Not only does Utu’s book address this but it makes a powerful case for the elevation of slavery’s most iconic warrior and symbol. It encompasses the movements of abolition and escape and how Quakers, Atheists, Suffragists, Canadian Episcopalians, and other white groups defended, fostered and helped keep the Underground Railroad Underground as well as a powerful case to say that Tubman retained her ‘roots’ even as a practicing Christian. Many slaves did. Do.
To suggest that only a person of color may present this case is silly. To know that a group of non POC decided this is defacto racist in and of itself. The bottom line is that their ignorance of our religions and our makeup and our history is what happens when people think they are your saviors.
Baba Teddy Olujimi Jauw


It is not for the naive kitz with no exposure to its roots, Hoodoo (African American/African Canadian folk magic). It is definitely geared towards those who have an a minimum of exposure to the topic. Unlike authors who have taken the opportunistic route of creating “traditions” based on Law 27 of the “48 Laws of Power“. Utu is not asking you to believe in him, but to believe in the practices and sincere essence of the soul of them.

I feel it is necessary at this moment to also make some definitive statement on what conjure actually is. It is about the spirits. In this case, the spirits involved in this practice are specific to the localities wherein the author resides, and their geographical journeys, origins, and etheric planes of influence.This book is not about repackaging African Traditional Religions for fun and profit. It is the work of a person with privilege sharing their spiritual life’s passion.

Despite the overwhelming support from Priests and Priestesses of African Traditional Religions throughout the over the 15 years I have been sharing these practices surrounding the Underground Railroad spirits as well as when this ordeal took place, for which I am very grateful, this is not an African Traditional religion I am presenting in the first place. – WItchdoctor Utu

When I teach students in the Black Moon Grove, I emphasize looking at writers, teachers, and mystics as whole people. No one is composed of a single facet, talent, or interest. Really see them and their development over their lifetimes. Who the person is at today may change in five years. They may be a secretly charitable person, or a tyrant. Understanding that so many of the ways we perceive a person are tied to the limited contacts we have with them allows us to dig more deeply into someone who we decide to pursue as a source for learning.
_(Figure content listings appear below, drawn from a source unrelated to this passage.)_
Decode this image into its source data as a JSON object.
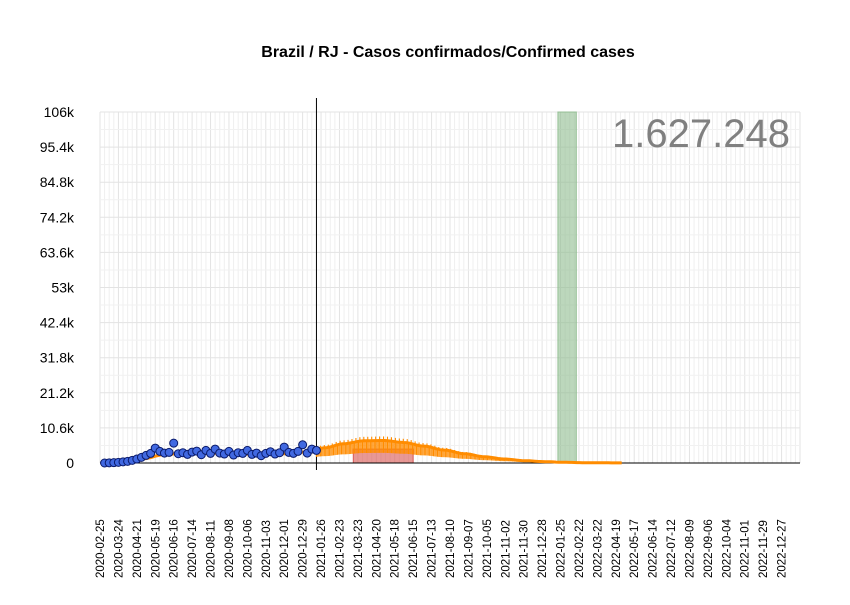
{
  "chart_data": {
    "type": "scatter",
    "title": "Brazil / RJ - Casos confirmados/Confirmed cases",
    "xlabel": "",
    "ylabel": "",
    "total_label": "1.627.248",
    "x_axis": {
      "start": "2020-02-25",
      "end": "2023-01-24",
      "tick_labels": [
        "2020-02-25",
        "2020-03-24",
        "2020-04-21",
        "2020-05-19",
        "2020-06-16",
        "2020-07-14",
        "2020-08-11",
        "2020-09-08",
        "2020-10-06",
        "2020-11-03",
        "2020-12-01",
        "2020-12-29",
        "2021-01-26",
        "2021-02-23",
        "2021-03-23",
        "2021-04-20",
        "2021-05-18",
        "2021-06-15",
        "2021-07-13",
        "2021-08-10",
        "2021-09-07",
        "2021-10-05",
        "2021-11-02",
        "2021-11-30",
        "2021-12-28",
        "2022-01-25",
        "2022-02-22",
        "2022-03-22",
        "2022-04-19",
        "2022-05-17",
        "2022-06-14",
        "2022-07-12",
        "2022-08-09",
        "2022-09-06",
        "2022-10-04",
        "2022-11-01",
        "2022-11-29",
        "2022-12-27"
      ]
    },
    "y_axis": {
      "min": 0,
      "max": 106000,
      "tick_values": [
        0,
        10600,
        21200,
        31800,
        42400,
        53000,
        63600,
        74200,
        84800,
        95400,
        106000
      ],
      "tick_labels": [
        "0",
        "10.6k",
        "21.2k",
        "31.8k",
        "42.4k",
        "53k",
        "63.6k",
        "74.2k",
        "84.8k",
        "95.4k",
        "106k"
      ]
    },
    "grid": true,
    "current_date": "2021-01-19",
    "highlight_regions": [
      {
        "start": "2022-01-21",
        "end": "2022-02-18",
        "ymin": 0,
        "ymax": 106000,
        "color": "#8fbc8f"
      },
      {
        "start": "2021-03-16",
        "end": "2021-06-15",
        "ymin": 0,
        "ymax": 4200,
        "color": "#d9534f"
      }
    ],
    "series": [
      {
        "kind": "observed_points",
        "color": "#4169e1",
        "x": [
          "2020-03-03",
          "2020-03-10",
          "2020-03-17",
          "2020-03-24",
          "2020-03-31",
          "2020-04-07",
          "2020-04-14",
          "2020-04-21",
          "2020-04-28",
          "2020-05-05",
          "2020-05-12",
          "2020-05-19",
          "2020-05-26",
          "2020-06-02",
          "2020-06-09",
          "2020-06-16",
          "2020-06-23",
          "2020-06-30",
          "2020-07-07",
          "2020-07-14",
          "2020-07-21",
          "2020-07-28",
          "2020-08-04",
          "2020-08-11",
          "2020-08-18",
          "2020-08-25",
          "2020-09-01",
          "2020-09-08",
          "2020-09-15",
          "2020-09-22",
          "2020-09-29",
          "2020-10-06",
          "2020-10-13",
          "2020-10-20",
          "2020-10-27",
          "2020-11-03",
          "2020-11-10",
          "2020-11-17",
          "2020-11-24",
          "2020-12-01",
          "2020-12-08",
          "2020-12-15",
          "2020-12-22",
          "2020-12-29",
          "2021-01-05",
          "2021-01-12",
          "2021-01-19"
        ],
        "y": [
          0,
          50,
          100,
          200,
          350,
          500,
          800,
          1200,
          1700,
          2300,
          2900,
          4500,
          3500,
          3000,
          3200,
          6000,
          2800,
          3100,
          2600,
          3300,
          3600,
          2500,
          3800,
          2900,
          4200,
          3000,
          2700,
          3500,
          2400,
          3100,
          2900,
          3800,
          2600,
          3000,
          2200,
          2900,
          3400,
          2700,
          3100,
          4800,
          3200,
          2900,
          3500,
          5500,
          3000,
          4200,
          3800
        ]
      },
      {
        "kind": "fitted_curve",
        "color": "#ff8c00",
        "x": [
          "2020-03-01",
          "2020-04-01",
          "2020-05-01",
          "2020-06-01",
          "2020-07-01",
          "2020-08-01",
          "2020-09-01",
          "2020-10-01",
          "2020-11-01",
          "2020-12-01",
          "2021-01-01",
          "2021-02-01",
          "2021-03-01",
          "2021-04-01",
          "2021-05-01",
          "2021-06-01",
          "2021-07-01",
          "2021-08-01",
          "2021-09-01",
          "2021-10-01",
          "2021-11-01",
          "2021-12-01",
          "2022-01-01",
          "2022-02-01",
          "2022-03-01",
          "2022-04-01",
          "2022-05-01"
        ],
        "y": [
          0,
          300,
          1300,
          2500,
          3000,
          3000,
          2900,
          2700,
          2600,
          2800,
          3300,
          4600,
          5800,
          6700,
          6800,
          6200,
          5100,
          3900,
          2800,
          1900,
          1200,
          700,
          400,
          200,
          100,
          50,
          20
        ]
      }
    ]
  }
}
Witchdoctor Utu wrote about working with spirits before this book. An article about working with the spirit of Tituba for conjurers appeared in a blog, and his work with this tradtion appeared in “Hoodoo & Conjure Magazine: Documenting Southern Indigenous & African-based Cultural Traditions in the 21st Century”. It is very interesting that no controversy regarding this book seemed to reference his history of work in this scope of spiritual practices. yet, working with Harriet Tubman brought out the weevils. The dedication to working with these spirits in the Northern American experience, in this case African diasporic, speaks to the experience and sincerity of the writer.
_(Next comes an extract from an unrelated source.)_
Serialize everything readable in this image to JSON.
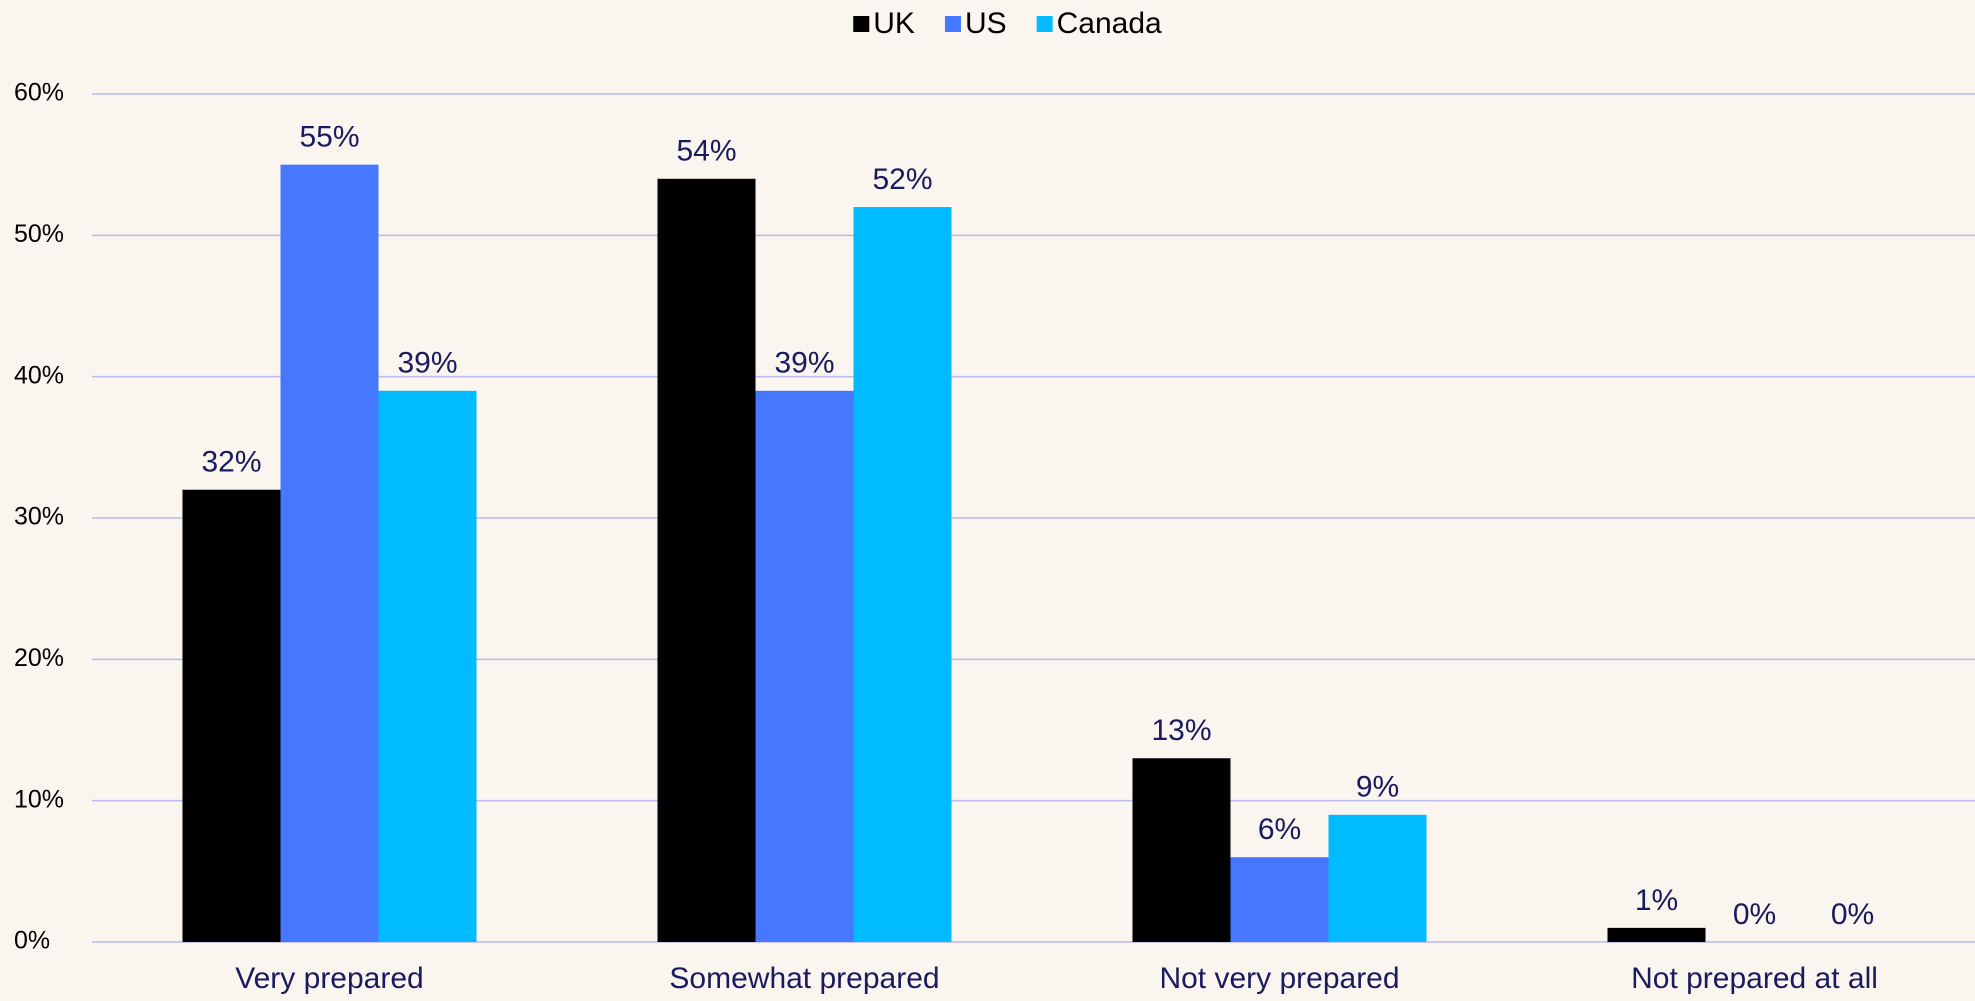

Reading this book will not initiate you into an African Traditional Religion, or make you a Conjure Doctor, or Two Head Woman. What it will do is serve as an open gate to this world of spirit work with the Underground Railroad and the Elevacion of Harriet Tubman…and other spirits. Poignancy in the working with the Lovers, is of special note.

The book accomplishes its mission, and is well written. I recommend reading it. Ultimately, the work will stand on its own….and on my list of required reading.

Disclosure: I received my copy to read in advance, and for free.